LLP Formation Service
An LLP or a Limited Liability Partnership is relatively similar to a standard partnership except that the individual members have lower or limited liabilities to any debts that arise from the running of the business. In a nutshell, LLP offers the flexibility of partnership while operating a limited company.
LLPs are business entities that are a mixture between companies and partnership firms. As the name suggests, partners liability is limited to the extent of their stake in the LLP. Unlike private limited companies where the number of shareholders is limited to 50, an LLP can have unlimited number of partners.Besides, LLPs are not burdened with cumbersome fulfillment such as meetings and maintenance of statutory records.
LLP Formation Procedure:
Steps in LLP Formation
The first step in LLP Formation is finalizing a 'Deed of Partnership.' This is a legally binding agreement between the members as it intricates the rights and responsibilities of each party.

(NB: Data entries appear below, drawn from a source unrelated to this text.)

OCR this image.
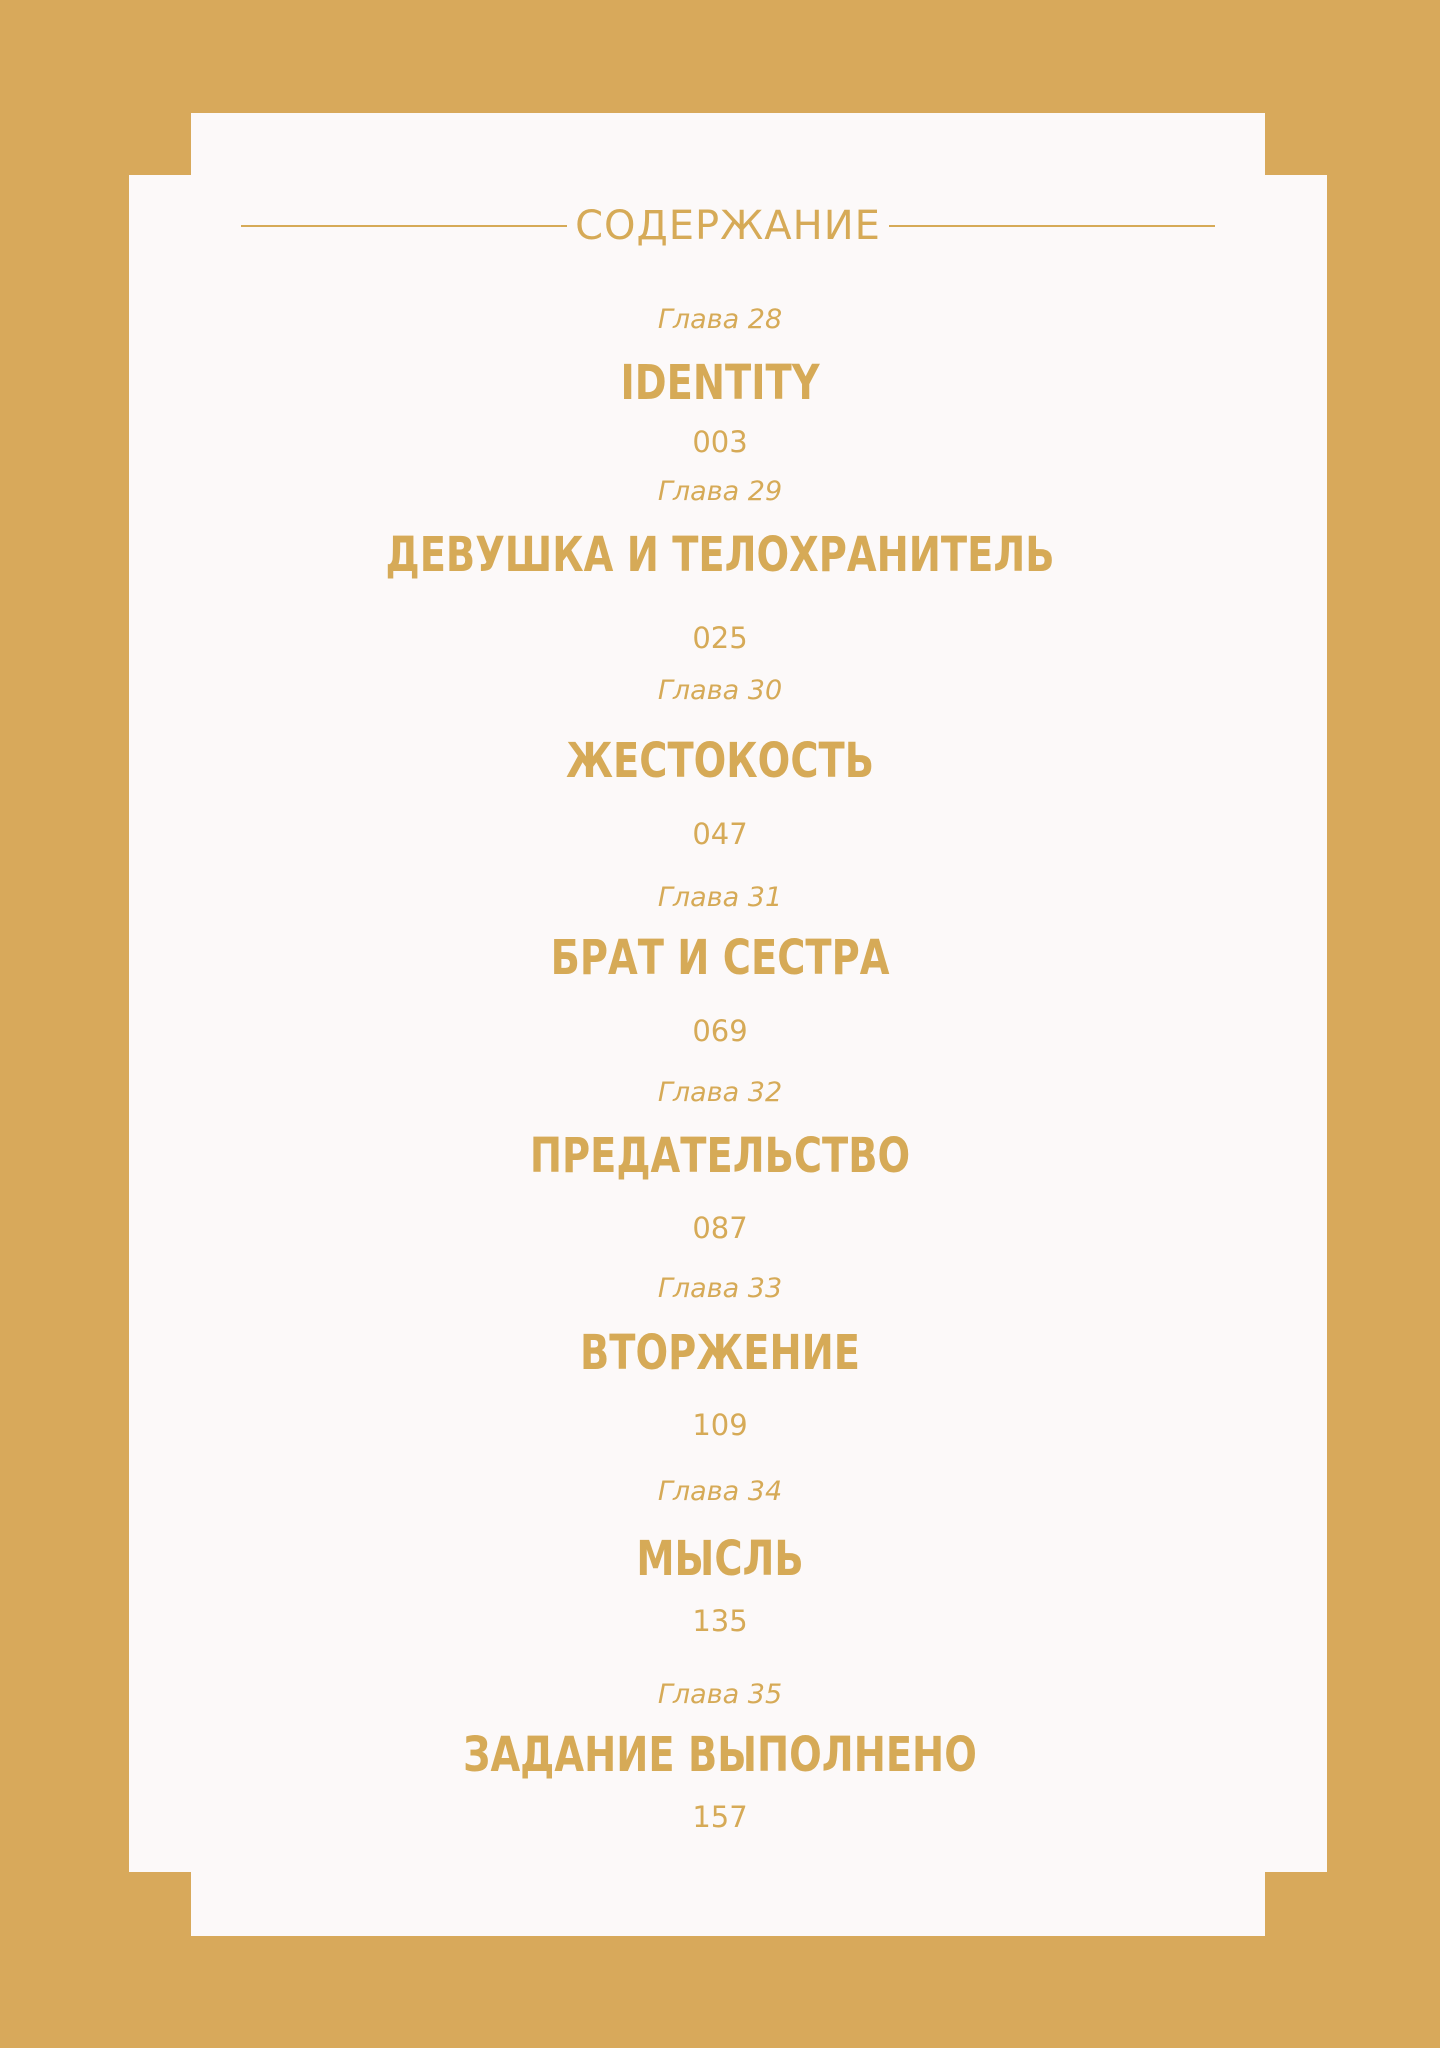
СОДЕРЖАНИЕ
Глава 28
IDENTITY
003
Глава 29
ДЕВУШКА И ТЕЛОХРАНИТЕЛЬ
025
Глава 30
ЖЕСТОКОСТЬ
047
Глава 31
БРАТ И СЕСТРА
069
Глава 32
ПРЕДАТЕЛЬСТВО
087
Глава 33
ВТОРЖЕНИЕ
109
Глава 34
МЫСЛЬ
135
Глава 35
ЗАДАНИЕ ВЫПОЛНЕНО
157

The deed also administrative details such as names and addresses of the members, the amount of capital that is contributed by each member in addition to individual roles and responsibilities.
The agreement also mentions the changes that need to be made in case a partner intends to leave the business at any point of time.
LLP Formation does not need a Memorandum or Articles of Association. Once formed, the LLP is required to file annual returns and annual accounts with the Companies House.
For these purposes, at least two of the partners of the LLP must be 'designated members,' who would have to meet the statutory requirements pertaining to the LLP.